How Not to Receive a Gift

Imagine that we each have just received a free and mysterious gift – one that, when explored, grew more and more wonderful.

Here is a list (not exhaustive!) of how I should probably not receive this gift.

-Convince myself it is not that cool anyway, and not really engage it.

-Try to subtly earn it, and thereby convince myself that I control the gift.

-Trash it.

-Tell myself that I do not deserve it, and thereby excuse myself from encountering the wonder of the thing.

-Otherwise ignore or neglect it.

I’d be silly to do these things, right?  

And yet I know that I have, in one form or another, with the free gifts of my inner life, outer life, the earth, my mind and body.

Let’s agree to receive these gifts in wonder and, humbled by their depth, attend to each with deep love.

The Way We Play

I once heard this story of a student auditioning at a school of music.  

He had exhaustively prepared his audition piece.  During the actual audition, though, the instructor interrupted him almost immediately and asked him to play it differently.

That’s great.  Now, play it at double speed.

Now, play it at half speed.

Now, play it like Adele sings. 

Now play it like Santana.

Now play it like Dylan.

The teacher wanted to see how well the student adapted to the challenge of changing his default mode.

In life, we typically have a default “way we play.”  Call it our personality, or our narrative, or our way of being.  It has helped us survive this long and do some things well.

Crucial to the skill of living artfully, though, is beginning to see this “way we play” as limited, learn to experiment with playing differently, and then watch new doors open wide.

Playing to Learn

The few times that I have shadowed our sons in their (mostly German-speaking) school, I’ve gained an appreciation of how difficult it must be to be immersed in a new language in that context. Yes, young brains can pick up language fast, but going from zero to playground proficient is still a hard thing.

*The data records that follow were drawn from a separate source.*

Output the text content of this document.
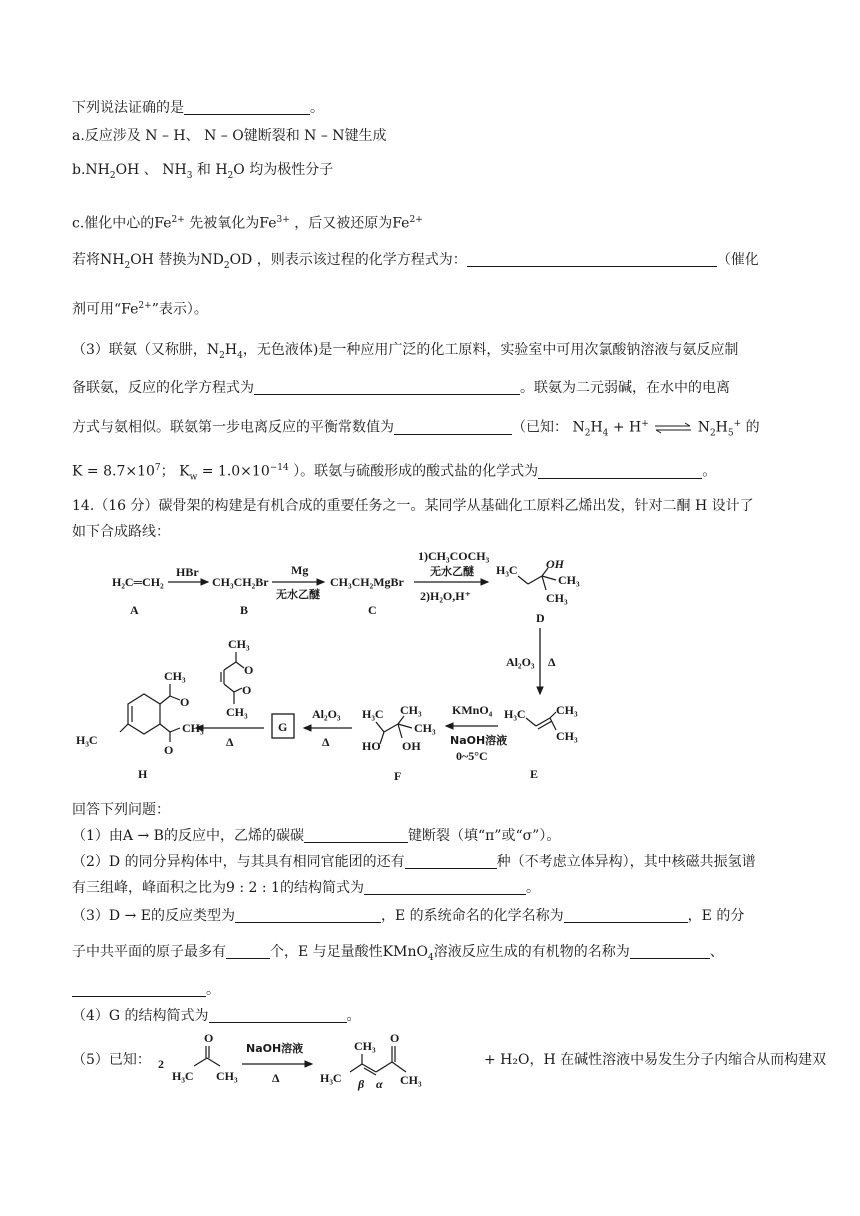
下列说法证确的是	。
a.反应涉及 N – H、 N – O键断裂和 N – N键生成
$b.NH_2OH$ 、 $NH_3$ 和 $H_2O$ 均为极性分子
c.催化中心的$Fe^{2+}$ 先被氧化为$Fe^{3+}$ ，后又被还原为$Fe^{2+}$
若将$NH_2OH$ 替换为$ND_2OD$ ，则表示该过程的化学方程式为：	（催化
剂可用“$Fe^{2+}$”表示）。
（3）联氨（又称肼，$N_2H_4$，无色液体)是一种应用广泛的化工原料，实验室中可用次氯酸钠溶液与氨反应制
备联氨，反应的化学方程式为	。联氨为二元弱碱，在水中的电离
方式与氨相似。联氨第一步电离反应的平衡常数值为	（已知： $N_2H_4 + H^+$ ⇌ $N_2H_5^+$ 的
$K = 8.7\times 10^7$； $K_w = 1.0\times 10^{-14}$ ）。联氨与硫酸形成的酸式盐的化学式为	。
14.（16 分）碳骨架的构建是有机合成的重要任务之一。某同学从基础化工原料乙烯出发，针对二酮 H 设计了
如下合成路线：
H₂C═CH₂
A
HBr
CH₃CH₂Br
B
Mg
无水乙醚
CH₃CH₂MgBr
C
1)CH₃COCH₃
无水乙醚
2)H₂O,H⁺
H₃C OH
CH₃
CH₃
D
Al₂O₃ Δ
H₃C	CH₃
CH₃
E
KMnO₄
NaOH溶液
0~5°C
H₃C CH₃
CH₃
HO OH
F
Al₂O₃
Δ
G
Δ
CH₃
O
O
CH₃
CH₃
O
CH₃
O
H₃C
H
回答下列问题：
（1）由A → B的反应中，乙烯的碳碳	键断裂（填“π”或“σ”）。
（2）D 的同分异构体中，与其具有相同官能团的还有	种（不考虑立体异构），其中核磁共振氢谱
有三组峰，峰面积之比为9 : 2 : 1的结构简式为	。
（3）D → E的反应类型为	，E 的系统命名的化学名称为	，E 的分
子中共平面的原子最多有	个，E 与足量酸性KMnO$_4$溶液反应生成的有机物的名称为	、
。
（4）G 的结构简式为	。
（5）已知： 2
O
H₃C CH₃
NaOH溶液
Δ
CH₃
O
H₃C	CH₃
β α
+ H₂O，H 在碱性溶液中易发生分子内缩合从而构建双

Lately, at home, we have noticed that they are most likely to practice their German when they are playing. Either alone or together, they play with both toys and language. They get in a lot of hours of practice that way and the German becomes part of their joy.

So: that new thing we want (or need) to learn… how can our learning feel like play?

Elders

When we moved into our house last summer, I found that someone had left an unassuming book in the dresser… an independently published book, “20 Walks from Munich.” Each of the twenty walks is exhaustively (and often hilariously) detailed, like a pirate map in a children’s story. (As in: “Look to the left. Do you see the big rock? Walk past it and turn right.”)

When I tried out the first walk, I was looking up and down from the book every few minutes. I was a novice and wondered often if I was on the correct path. But the more I walked, the more I saw folks in their sixties and seventies in small groups on the very path that my book was describing.

They knew the way by heart.

I put away the book and followed where they were walking.

Our modern life typically does not prioritize listening to elders, but it could and, in many cases, should. The elders have walked this way before.